3442 - Responsible Artificial Intelligence in Radiation Oncology

C. L. Teng¹, A. S. Bhullar², P. Jermain³, D. Jordon⁴, R. Nawfel⁵, P. Patel⁶, R. Sean⁷, M. Shang⁸, and D. H. Wu⁹; ¹Mount Sinai Health System, New York, NY, ²Food and Drug Administration, Silver Spring, MD, ³Medstar Georgetown University Hospital, Washington, DC, ⁴University Hospitals Cleveland Medical Center, Cleveland, OH, ⁵Brigham & Womens Hospital, Boston, MA, ⁶Houston Methodist Hospital, Houston, TX, ⁷University of Texas at Houston Medical School, Houston, TX, ⁸Georgetown University Hospital, Washington, DC, ⁹University of Oklahoma Health Sciences Center, Oklahoma City, OK

Purpose/Objective(s): No new technology arrives without complications.
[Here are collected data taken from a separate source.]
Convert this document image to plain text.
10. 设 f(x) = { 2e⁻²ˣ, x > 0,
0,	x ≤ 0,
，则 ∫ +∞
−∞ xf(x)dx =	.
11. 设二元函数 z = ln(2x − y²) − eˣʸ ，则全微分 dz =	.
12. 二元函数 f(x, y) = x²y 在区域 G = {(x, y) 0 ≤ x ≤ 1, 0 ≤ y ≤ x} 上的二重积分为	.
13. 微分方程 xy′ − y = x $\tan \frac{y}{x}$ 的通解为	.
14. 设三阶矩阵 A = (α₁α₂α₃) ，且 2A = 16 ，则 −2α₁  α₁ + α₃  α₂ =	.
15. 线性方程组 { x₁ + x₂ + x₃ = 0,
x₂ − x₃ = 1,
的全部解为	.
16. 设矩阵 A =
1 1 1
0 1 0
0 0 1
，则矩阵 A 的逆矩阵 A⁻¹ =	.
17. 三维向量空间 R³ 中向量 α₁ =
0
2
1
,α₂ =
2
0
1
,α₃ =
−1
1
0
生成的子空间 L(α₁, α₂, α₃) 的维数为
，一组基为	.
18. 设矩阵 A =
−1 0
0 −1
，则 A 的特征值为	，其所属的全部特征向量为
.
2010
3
Some complications are technical, while others are related to using technology for decision-making. Artificial Intelligence (AI) holds both immense potential and pitfalls. Responsible AI could make patient care more efficient, safe, and effective. Irresponsible AI could exacerbate discrimination, bias, and disinformation. The objective of this study is to formulate an analysis rubric that cultivates Responsible AI for Radiation Oncology. Materials/

Methods: Radiation Oncology is not the first field to adopt AI. Other fields such as finance, law, and advertising have applied AI extensively. An analysis rubric has been proposed to offer structured guidelines for data science (Spector et al., 2023). For this work, we adapt the rubric to analyze AI applications in Radiation Oncology in the following domains: (1) Tractable Data, (2) Technical Approach, (3) Dependability, (4) Explanability, (5) Objectives, (6) Tolerance of Failures, and (7) Broader Impact.
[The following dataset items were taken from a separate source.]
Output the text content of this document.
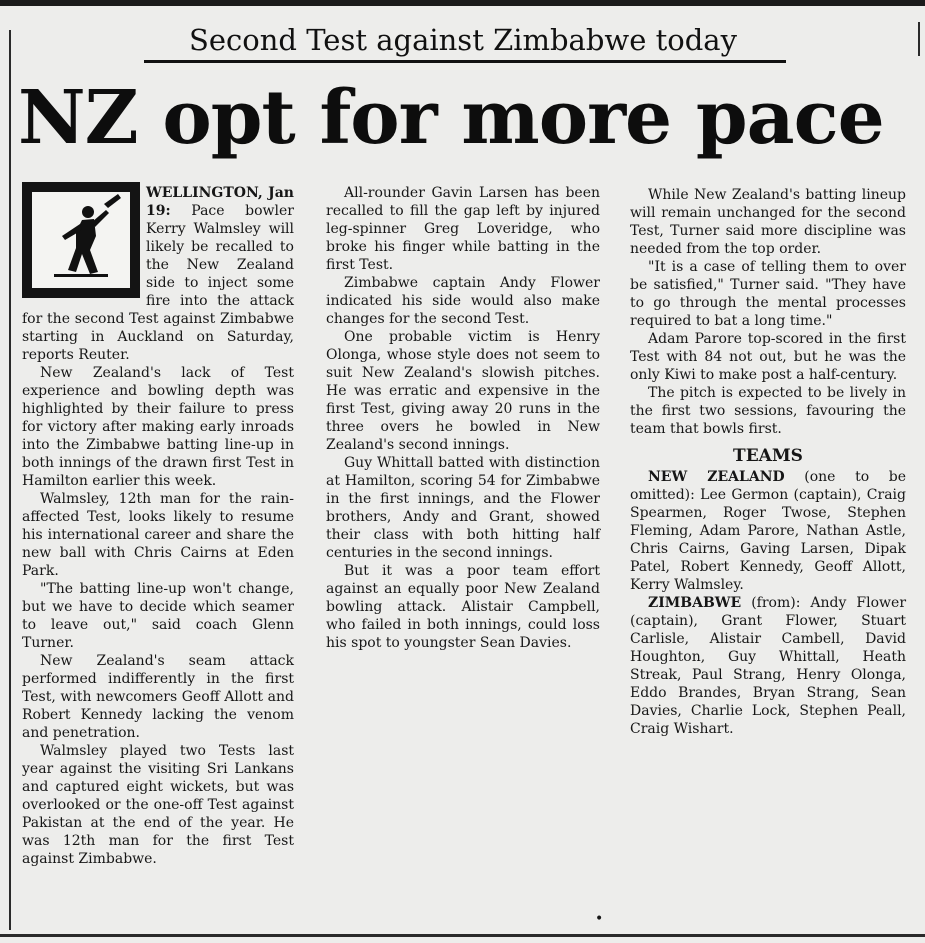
Second Test against Zimbabwe today
NZ opt for more pace

WELLINGTON, Jan 19: Pace bowler Kerry Walmsley will likely be recalled to the New Zealand side to inject some fire into the attack for the second Test against Zimbabwe starting in Auckland on Saturday, reports Reuter.

New Zealand's lack of Test experience and bowling depth was highlighted by their failure to press for victory after making early inroads into the Zimbabwe batting line-up in both innings of the drawn first Test in Hamilton earlier this week.

Walmsley, 12th man for the rain-affected Test, looks likely to resume his international career and share the new ball with Chris Cairns at Eden Park.

"The batting line-up won't change, but we have to decide which seamer to leave out," said coach Glenn Turner.

New Zealand's seam attack performed indifferently in the first Test, with newcomers Geoff Allott and Robert Kennedy lacking the venom and penetration.

Walmsley played two Tests last year against the visiting Sri Lankans and captured eight wickets, but was overlooked or the one-off Test against Pakistan at the end of the year. He was 12th man for the first Test against Zimbabwe.

All-rounder Gavin Larsen has been recalled to fill the gap left by injured leg-spinner Greg Loveridge, who broke his finger while batting in the first Test.

Zimbabwe captain Andy Flower indicated his side would also make changes for the second Test.

One probable victim is Henry Olonga, whose style does not seem to suit New Zealand's slowish pitches. He was erratic and expensive in the first Test, giving away 20 runs in the three overs he bowled in New Zealand's second innings.

Guy Whittall batted with distinction at Hamilton, scoring 54 for Zimbabwe in the first innings, and the Flower brothers, Andy and Grant, showed their class with both hitting half centuries in the second innings.

But it was a poor team effort against an equally poor New Zealand bowling attack. Alistair Campbell, who failed in both innings, could loss his spot to youngster Sean Davies.

While New Zealand's batting lineup will remain unchanged for the second Test, Turner said more discipline was needed from the top order.

"It is a case of telling them to over be satisfied," Turner said. "They have to go through the mental processes required to bat a long time."

Adam Parore top-scored in the first Test with 84 not out, but he was the only Kiwi to make post a half-century.

The pitch is expected to be lively in the first two sessions, favouring the team that bowls first.

TEAMS

NEW ZEALAND (one to be omitted): Lee Germon (captain), Craig Spearmen, Roger Twose, Stephen Fleming, Adam Parore, Nathan Astle, Chris Cairns, Gaving Larsen, Dipak Patel, Robert Kennedy, Geoff Allott, Kerry Walmsley.

ZIMBABWE (from): Andy Flower (captain), Grant Flower, Stuart Carlisle, Alistair Cambell, David Houghton, Guy Whittall, Heath Streak, Paul Strang, Henry Olonga, Eddo Brandes, Bryan Strang, Sean Davies, Charlie Lock, Stephen Peall, Craig Wishart.

•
Results: Focusing on Auto-Segmentation (AS) for radiotherapy planning as a key example: (1) Tractable Data requires high-quality imaging data like CT scans or MRIs, along with expert annotations. Variability in imaging protocols, patient anatomy, and tumor characteristics necessitate a vast dataset for training. (2) Technical Approaches involve advanced AI and machine learning models. Since the choice of algorithm significantly impacts performance, generalizability remains challenging. Commissioning is hence mandatory. (3) Models may also be susceptible to attack or maladaptation that can lead to harm. Continuous monitoring is needed to ensure Dependability of the models against errors. (4) AS models are often black-box in nature and hence are less concerned about Explainability. However, this black box can hinder trust and adoption. (5) The Objectives of AS are to improve treatment accuracy and to reduce planning time. Ensuring that technology complements rather than replaces human expertise is crucial. (6) There is possibly low Tolerance of Failures in AS because small inaccuracies can have significant consequences in treatment outcomes. Hence, clinician oversight is critical. (7) AS has the Broader Impact to democratize access to high-quality radiation therapy, particularly in underserved regions. However, there are ethical concerns around bias and equity that the technology must not exacerbate existing health disparity.
Conclusion: The study highlights the necessity of implementing a structured analysis rubric as the first critical step for the development and deployment of Responsible AI in Radiation Oncology.